In an insurance company, cross-selling is a kind of effort to ensure the sustainability of the company. Moreover, in an risk-sharing based investment, a success in the cross-selling process would deliver multiplier return that would help very much to boost company's growth. However, the worst case of cross-selling faliure will make the customer cancel all of his/her purchase, both on the initial and the offered products. That's why, the company needs a reliable and well-planned strategy to determine how likely the customer will accept the cross-selling offer.
- Apply machine learning algorithm to predict the customers who are more likely to accept the offers.
- Predict the likelihood (probability output) of an unknown customer to accept the offers.

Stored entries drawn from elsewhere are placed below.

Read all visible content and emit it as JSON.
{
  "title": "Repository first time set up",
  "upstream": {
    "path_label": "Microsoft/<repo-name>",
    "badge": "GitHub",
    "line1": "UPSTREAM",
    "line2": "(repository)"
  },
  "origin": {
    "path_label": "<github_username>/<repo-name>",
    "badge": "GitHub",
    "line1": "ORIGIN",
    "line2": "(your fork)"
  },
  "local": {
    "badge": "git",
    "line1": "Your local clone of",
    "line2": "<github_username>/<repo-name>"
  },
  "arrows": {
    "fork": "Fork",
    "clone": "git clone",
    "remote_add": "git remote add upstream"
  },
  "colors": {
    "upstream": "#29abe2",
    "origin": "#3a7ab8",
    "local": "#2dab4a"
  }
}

The probability output of any classification algorithm can be used by the marketing team to determine what kind of approach they should choose to offer the product to the customer. For instance, if they found the likelihood is quite low, they can still gamble to offer the product to the customer by using a less-persuasive approach, without risking the initial purchase the customer agreed earlier. On the contrary, if they found the likelihood is relatively high, they can directly approach the customer through their personal contact, e.g. email, whatsapp, or phone call.
Dataset of this project can be downloaded at: https://www.kaggle.com/anmolkumar/health-insurance-cross-sell-prediction
The dataset contains personal data of the customers of health insurance company. The marketing team would like to know if their customer also interested with their vehicle insurance product.
id : Unique ID for the customer
Gender : Gender of the customer
Age : Age of the customer
Driving_License 0 : Customer does not have DL, 1 : Customer already has DL
Region_Code : Unique code for the region of the customer
Previously_Insured : 1 : Customer already has Vehicle Insurance, 0 : Customer doesn't have Vehicle Insurance
Vehicle_Age : Age of the Vehicle
Vehicle_Damage : 1 : Customer got his/her vehicle damaged in the past. 0 : Customer didn't get his/her vehicle damaged in the past.
Annual_Premium : The amount customer needs to pay as premium in the year
PolicySalesChannel : Anonymized Code for the channel of outreaching to the customer ie. Different Agents, Over Mail, Over Phone, In Person, etc.
Vintage : Number of Days, Customer has been associated with the company
Response : 1 : Customer is interested, 0 : Customer is not interested
The workflow of this project can be separated into five diferent stages:
- Exploratory Data Analysis (EDA): : Finds the hiddend pattern in the data and define the modelling strategy. See
Exploratory Data Analysis.ipynb
- Modelling : Applies modelling strategy to find the best combination of pre-processing techniques and ML model. See
Modelling.ipynb
- Evaluation : Evaluate the combination of pre-processing techniques and ML model by the most suitable metrics. See
Modelling.ipynb
- Interpretation : Interprets the model back into the business problem, see how feature relates to the model output. In this section I use an interesting technique to visualize the model output, called SHAP. See
Model Benchmarking and Business Interpretation.ipynb
- Deployment : Deploys the model into the production. See
Deployment Preparation.ipynb
and run the app to see how the model works in the real-life scenario by running,
python app.py
in your terminal, and open localhost:5000
in your personal machine.
Example of the SHAP plot:
To see how the model works:
- Click the
Know Your Customer !!!
tab. - Input your data.
- Click the
Predict
button. - You'll see the result appear in your screen.